We immersed ourselves into the normalcy of life and began to accept that the locust had eaten their fill and moved on to other still green pastures. And yet, there was a hollowness at our core. The sense permeated my days. It was as if our souls had been robbed by some soul eating zombies that had left only shells of people to go thru the motions of life. We were  a pretty picture of hope borne out of despair. We might as well have been a carefully stitched representation of the picturesque implication of a stress free life. We were pretty on the public side.  The mass of chaotically knotted thread ends on the back of that framed masterpiece would have been closer to the truth.

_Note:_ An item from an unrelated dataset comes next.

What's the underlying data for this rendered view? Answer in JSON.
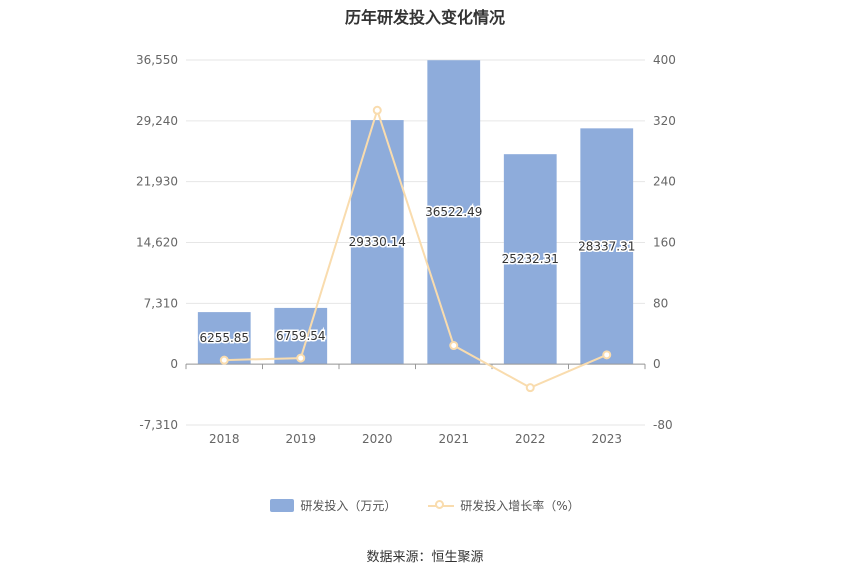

Ours had been a hard marriage complicated by dynamics that had perplexed and puzzled me for 16 yrs. I had spent countless hours rearranging the puzzle pieces of our lives together. I was always trying to make our journey as a couple make sense. There always seemed to be a piece missing as if we'd come from the marriage factory an incomplete, defective kit.

We had been thru nine marriage counselors in 16 yrs. We would, frankly, have been divorced but for one thing...we were too broke to hire the lawyers to seal our fate. We were out of the valley of shadows, but the light purely revealed that we were strangers. We lived as housemates sharing chores and responsibilities but none of the perks of the vows we took all those years before. I had once heard being single was not nearly as lonely as being lonely in a marriage. If that phrase was defined in a picture dictionary, I would have been the poster girl.

One sad, lonely day, my marriage cum business partner turned to me and said, “I've made an appointment with a counselor. Will you go?” I looked at him thru zombie dead eyes and said, “If the first 9 didn't fix us, this one won't either. You go if you want. I'm done.” And, he did. Every other week for the next 6 months, he did.

Oh my. Like I said a few posts ago, we had no idea how much deeper the shadows could get. Like I said on my 'about me' page, I've been thru enough that the fraidy cat in me is well acquainted with the fraidy cat in you. This is hard work. I don't blame you if you don't come back. I hope you will. I hope when you do, you will bring a friend. Fraidy cats rule, but only if they stick together.

To ready part one of our story, click here: Writing My Way Back to God


  1. Wow, CA! Again, you wrote some words here that I could have written myself~most especially, when you speak of being good stewards of money, but still ending up in front of that officer of the court, and a faceless nobody to most other people. I can definitely say "been there, done that" to those words!! Looking forward to your next post.

  2. Do you realize what has happened to you? As a writer? You have found your voice. You are a rock star, girl! Never forget it.

    - Lots of love,
    Elizabeth V.

  3. Well, Vicki, given the post 2008 world we live in, I'm guessing there are many, many more folks out there who now understand how you and I have felt. I hope many of those folks will somehow find their way to our little fraidy cat corner of the cyber-universe! I hope you and I will find healing as we walk together thru my blog.

  4. Elizabeth V.-- coming from someone who writes for a living and who has always, ALWAYS been there, your high praise has left me blubbering like an idiot. Now that I'm a rock star, do I have to wear spandex? I love YOU more than words can express.